A Justiça Eleitoral determinou, nesta quinta-feira, 17, a suspensão imediata de uma propaganda da campanha do candidato ao Governo do Amazonas pelo Avante, David Almeida, exibida na televisão após concluir, em análise preliminar, que a participação do prefeito de Manaus, Renato Júnior, ultrapassou o limite estabelecido pela legislação para apoiadores no horário eleitoral gratuito.
A decisão é da juíza auxiliar Monica Cristina Raposo da Camara Chaves do Carmo, do Tribunal Regional Eleitoral do Amazonas (TRE-AM), na Representação nº 0601716-85.2026.6.04.0000. A representação foi apresentada pela coligação União pelo Amazonas, formada por PSB, Podemos e Federação União Progressista (União Brasil/Progressistas), contra a coligação Pra Cima Amazonas, integrada por PDT, DC, Agir, Avante e Federação Renovação Solidária (PRD/Solidariedade).
O questionamento envolve uma propaganda destinada ao cargo de governador, veiculada em 11 de setembro. O programa tinha 45 segundos de duração e contou com a participação de Renato Júnior durante 18 segundos, segundo os arquivos e a decupagem analisados no processo.
O período corresponde a aproximadamente 40% da propaganda. Pela legislação eleitoral citada na decisão, apoiadores podem ocupar até 25% do tempo de cada programa ou inserção. Para uma peça de 45 segundos, portanto, a participação estaria limitada a 11,25 segundos.
Juíza considera Renato Júnior apoiador
A decisão também analisou se a presença de Renato Júnior poderia ser considerada apenas a participação de um apresentador ou interlocutor, situação que tem tratamento diferente pelas regras eleitorais. Para a magistrada, os elementos apresentados indicam, nesta fase do processo, que não foi esse o papel desempenhado pelo prefeito.

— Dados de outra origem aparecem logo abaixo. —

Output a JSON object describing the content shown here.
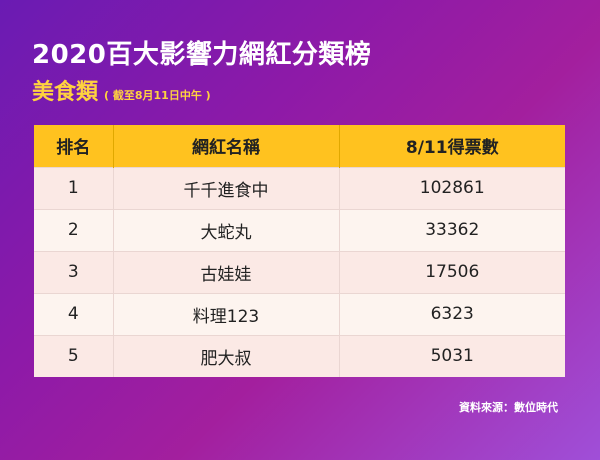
{
  "title": "2020百大影響力網紅分類榜",
  "subtitle": "美食類",
  "subnote": "( 截至8月11日中午 )",
  "table": {
    "headers": [
      "排名",
      "網紅名稱",
      "8/11得票數"
    ],
    "rows": [
      {
        "rank": "1",
        "name": "千千進食中",
        "votes": "102861"
      },
      {
        "rank": "2",
        "name": "大蛇丸",
        "votes": "33362"
      },
      {
        "rank": "3",
        "name": "古娃娃",
        "votes": "17506"
      },
      {
        "rank": "4",
        "name": "料理123",
        "votes": "6323"
      },
      {
        "rank": "5",
        "name": "肥大叔",
        "votes": "5031"
      }
    ]
  },
  "source": "資料來源：數位時代",
  "colors": {
    "header_bg": "#ffc21f",
    "title": "#ffffff",
    "subtitle": "#ffd23f",
    "row_odd": "#fbe9e5",
    "row_even": "#fdf4ef"
  }
}
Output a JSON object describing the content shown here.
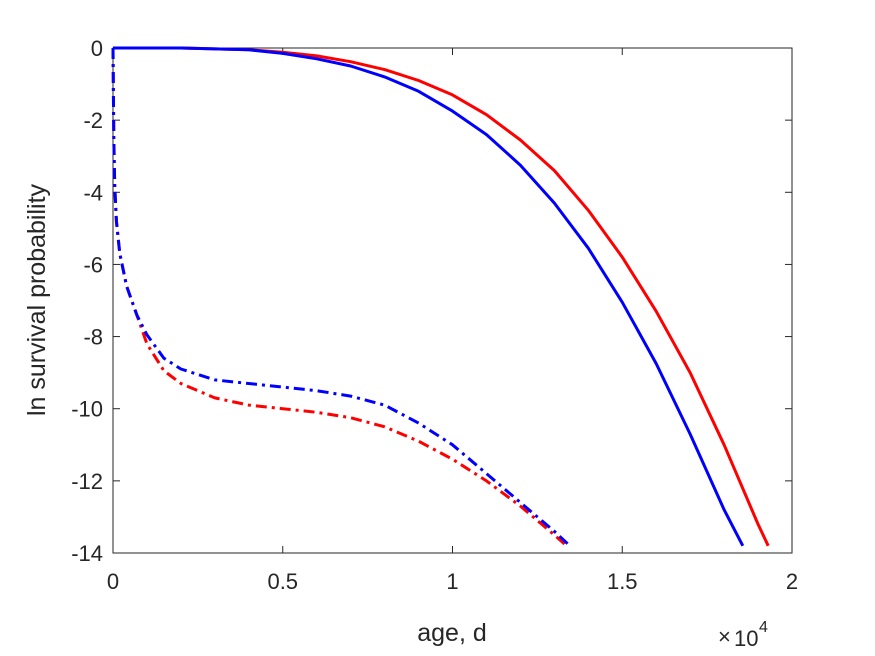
{
  "chart_data": {
    "type": "line",
    "xlabel": "age, d",
    "ylabel": "ln survival probability",
    "x_multiplier": {
      "base": "10",
      "exponent": "4"
    },
    "xlim": [
      0,
      20000
    ],
    "ylim": [
      -14,
      0
    ],
    "xticks": [
      0,
      5000,
      10000,
      15000,
      20000
    ],
    "xtick_labels": [
      "0",
      "0.5",
      "1",
      "1.5",
      "2"
    ],
    "yticks": [
      0,
      -2,
      -4,
      -6,
      -8,
      -10,
      -12,
      -14
    ],
    "ytick_labels": [
      "0",
      "-2",
      "-4",
      "-6",
      "-8",
      "-10",
      "-12",
      "-14"
    ],
    "grid": false,
    "series": [
      {
        "color": "#ff0000",
        "style": "solid",
        "x": [
          0,
          2000,
          4000,
          5000,
          6000,
          7000,
          8000,
          9000,
          10000,
          11000,
          12000,
          13000,
          14000,
          15000,
          16000,
          17000,
          18000,
          19000,
          19300
        ],
        "y": [
          0,
          0,
          -0.05,
          -0.12,
          -0.22,
          -0.38,
          -0.6,
          -0.9,
          -1.3,
          -1.85,
          -2.55,
          -3.4,
          -4.5,
          -5.8,
          -7.3,
          -9.0,
          -11.0,
          -13.2,
          -13.8
        ]
      },
      {
        "color": "#0000ff",
        "style": "solid",
        "x": [
          0,
          2000,
          4000,
          5000,
          6000,
          7000,
          8000,
          9000,
          10000,
          11000,
          12000,
          13000,
          14000,
          15000,
          16000,
          17000,
          18000,
          18550
        ],
        "y": [
          0,
          0,
          -0.05,
          -0.15,
          -0.3,
          -0.5,
          -0.8,
          -1.2,
          -1.75,
          -2.4,
          -3.25,
          -4.3,
          -5.55,
          -7.05,
          -8.75,
          -10.7,
          -12.8,
          -13.8
        ]
      },
      {
        "color": "#ff0000",
        "style": "dashdot",
        "x": [
          0,
          25,
          50,
          100,
          200,
          400,
          700,
          1000,
          1500,
          2000,
          3000,
          4000,
          5000,
          6000,
          7000,
          8000,
          9000,
          10000,
          11000,
          12000,
          13000,
          13300
        ],
        "y": [
          0,
          -2.5,
          -3.8,
          -4.8,
          -5.7,
          -6.6,
          -7.4,
          -8.2,
          -8.95,
          -9.3,
          -9.7,
          -9.9,
          -10.0,
          -10.1,
          -10.25,
          -10.5,
          -10.9,
          -11.4,
          -12.0,
          -12.7,
          -13.5,
          -13.75
        ]
      },
      {
        "color": "#0000ff",
        "style": "dashdot",
        "x": [
          0,
          25,
          50,
          100,
          200,
          400,
          700,
          1000,
          1500,
          2000,
          3000,
          4000,
          5000,
          6000,
          7000,
          8000,
          9000,
          10000,
          11000,
          12000,
          13000,
          13400
        ],
        "y": [
          0,
          -2.5,
          -3.8,
          -4.8,
          -5.7,
          -6.6,
          -7.4,
          -7.95,
          -8.6,
          -8.9,
          -9.2,
          -9.3,
          -9.4,
          -9.5,
          -9.65,
          -9.9,
          -10.4,
          -11.0,
          -11.8,
          -12.6,
          -13.4,
          -13.75
        ]
      }
    ]
  }
}
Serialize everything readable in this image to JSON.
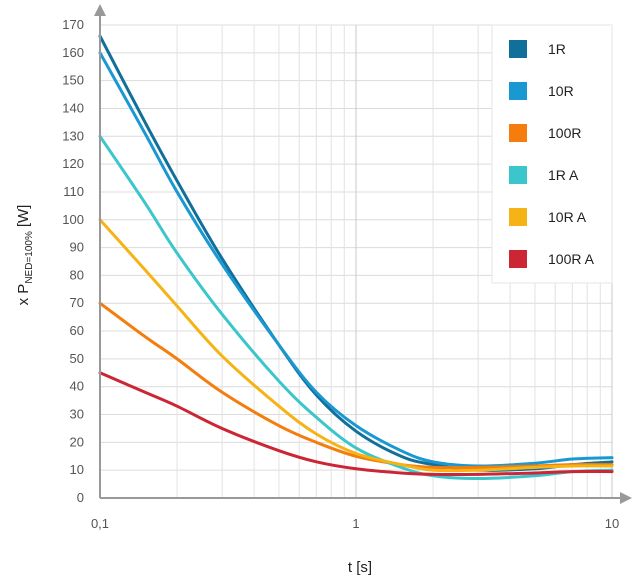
{
  "chart_data": {
    "type": "line",
    "title": "",
    "xlabel": "t [s]",
    "ylabel": {
      "prefix": "x P",
      "subscript": "NED=100%",
      "suffix": "[W]"
    },
    "x_scale": "log",
    "xlim": [
      0.1,
      10
    ],
    "ylim": [
      0,
      170
    ],
    "grid": true,
    "legend_position": "top-right",
    "x_ticks": [
      {
        "value": 0.1,
        "label": "0,1"
      },
      {
        "value": 1,
        "label": "1"
      },
      {
        "value": 10,
        "label": "10"
      }
    ],
    "y_ticks": [
      0,
      10,
      20,
      30,
      40,
      50,
      60,
      70,
      80,
      90,
      100,
      110,
      120,
      130,
      140,
      150,
      160,
      170
    ],
    "series": [
      {
        "name": "1R",
        "color": "#11709a",
        "points": [
          [
            0.1,
            166
          ],
          [
            0.15,
            135
          ],
          [
            0.2,
            114
          ],
          [
            0.3,
            86
          ],
          [
            0.5,
            55
          ],
          [
            0.7,
            37
          ],
          [
            1.0,
            24
          ],
          [
            1.5,
            15
          ],
          [
            2.0,
            12
          ],
          [
            3.0,
            10
          ],
          [
            5.0,
            10.5
          ],
          [
            7.0,
            12
          ],
          [
            10.0,
            13
          ]
        ]
      },
      {
        "name": "10R",
        "color": "#1998d1",
        "points": [
          [
            0.1,
            160
          ],
          [
            0.15,
            131
          ],
          [
            0.2,
            110
          ],
          [
            0.3,
            84
          ],
          [
            0.5,
            55
          ],
          [
            0.7,
            38
          ],
          [
            1.0,
            26
          ],
          [
            1.5,
            17
          ],
          [
            2.0,
            13
          ],
          [
            3.0,
            11.5
          ],
          [
            5.0,
            12.5
          ],
          [
            7.0,
            14
          ],
          [
            10.0,
            14.5
          ]
        ]
      },
      {
        "name": "100R",
        "color": "#f47d0e",
        "points": [
          [
            0.1,
            70
          ],
          [
            0.15,
            58
          ],
          [
            0.2,
            50
          ],
          [
            0.3,
            38
          ],
          [
            0.5,
            26
          ],
          [
            0.7,
            20
          ],
          [
            1.0,
            15
          ],
          [
            1.5,
            12
          ],
          [
            2.0,
            11
          ],
          [
            3.0,
            11
          ],
          [
            5.0,
            11.5
          ],
          [
            7.0,
            12
          ],
          [
            10.0,
            12
          ]
        ]
      },
      {
        "name": "1R A",
        "color": "#3bc6cc",
        "points": [
          [
            0.1,
            130
          ],
          [
            0.15,
            106
          ],
          [
            0.2,
            88
          ],
          [
            0.3,
            66
          ],
          [
            0.5,
            42
          ],
          [
            0.7,
            29
          ],
          [
            1.0,
            18
          ],
          [
            1.5,
            11
          ],
          [
            2.0,
            8
          ],
          [
            3.0,
            7
          ],
          [
            5.0,
            8
          ],
          [
            7.0,
            9.5
          ],
          [
            10.0,
            10
          ]
        ]
      },
      {
        "name": "10R A",
        "color": "#f5b316",
        "points": [
          [
            0.1,
            100
          ],
          [
            0.15,
            82
          ],
          [
            0.2,
            69
          ],
          [
            0.3,
            51
          ],
          [
            0.5,
            33
          ],
          [
            0.7,
            23
          ],
          [
            1.0,
            16
          ],
          [
            1.5,
            12
          ],
          [
            2.0,
            10
          ],
          [
            3.0,
            10
          ],
          [
            5.0,
            11
          ],
          [
            7.0,
            11.5
          ],
          [
            10.0,
            11.5
          ]
        ]
      },
      {
        "name": "100R A",
        "color": "#cc2534",
        "points": [
          [
            0.1,
            45
          ],
          [
            0.15,
            38
          ],
          [
            0.2,
            33
          ],
          [
            0.3,
            25
          ],
          [
            0.5,
            17
          ],
          [
            0.7,
            13
          ],
          [
            1.0,
            10.5
          ],
          [
            1.5,
            9
          ],
          [
            2.0,
            8.5
          ],
          [
            3.0,
            8.5
          ],
          [
            5.0,
            9
          ],
          [
            7.0,
            9.5
          ],
          [
            10.0,
            9.5
          ]
        ]
      }
    ]
  }
}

Segundo a decisão, Renato Júnior “aparece de forma identificada e individualizada, enaltece realizações administrativas atribuídas ao candidato David Almeida e anuncia a execução conjunta de futuras obras públicas”. A juíza considerou que a manifestação possui conteúdo de apoio político-eleitoral e é potencialmente capaz de proporcionar benefício eleitoral ao candidato e à coligação responsável pelo programa. Por isso, enquadrou preliminarmente Renato Júnior como apoiador.
A participação do prefeito ocorreu, conforme o processo, em dois intervalos: entre os segundos 5 e 16 e entre os segundos 29 e 36, totalizando 18 segundos. A magistrada decidiu que todo esse período deve ser considerado no cálculo, inclusive quando a imagem de Renato Júnior é substituída por cenas das obras mencionadas na propaganda.
Isso ocorre porque a voz do prefeito permanece conduzindo a mensagem eleitoral. Para a juíza, a alternância das imagens não interrompe nem descaracteriza sua participação. Com isso, a decisão apontou a existência, em análise preliminar, de elementos indicando que o limite de 25% previsto na legislação eleitoral foi ultrapassado.
Nova exibição pode gerar multa de R$ 10 mil
A juíza concedeu parcialmente o pedido de tutela de urgência e determinou que a coligação Pra Cima Amazonas suspenda imediatamente a reexibição da versão atual da propaganda veiculada em 11 de setembro. A campanha também deverá evitar a reutilização dos trechos questionados enquanto a participação de Renato Júnior permanecer acima de 25% do tempo total do programa ou da inserção. Em caso de descumprimento, foi estabelecida multa de R$ 10 mil por veiculação.
A magistrada, entretanto, não acolheu integralmente o pedido para impedir a utilização da propaganda “no todo ou em parte”. Segundo a decisão, uma proibição dessa amplitude poderia atingir trechos autônomos considerados lícitos ou impedir a divulgação de uma versão posteriormente corrigida.
Por isso, a coligação está autorizada a editar a propaganda e voltar a exibi-la, desde que a participação do apoiador seja ajustada ao limite máximo de 25%.
A Justiça Eleitoral determinou ainda a comunicação imediata da decisão às emissoras de televisão responsáveis pela transmissão do horário eleitoral gratuito. A coligação Pra Cima Amazonas terá dois dias para apresentar defesa e, posteriormente, o processo seguirá ao Ministério Público Eleitoral para parecer.
A decisão é liminar e foi tomada em análise preliminar. O processo ainda seguirá para julgamento após a apresentação da defesa e a manifestação do Ministério Público Eleitoral.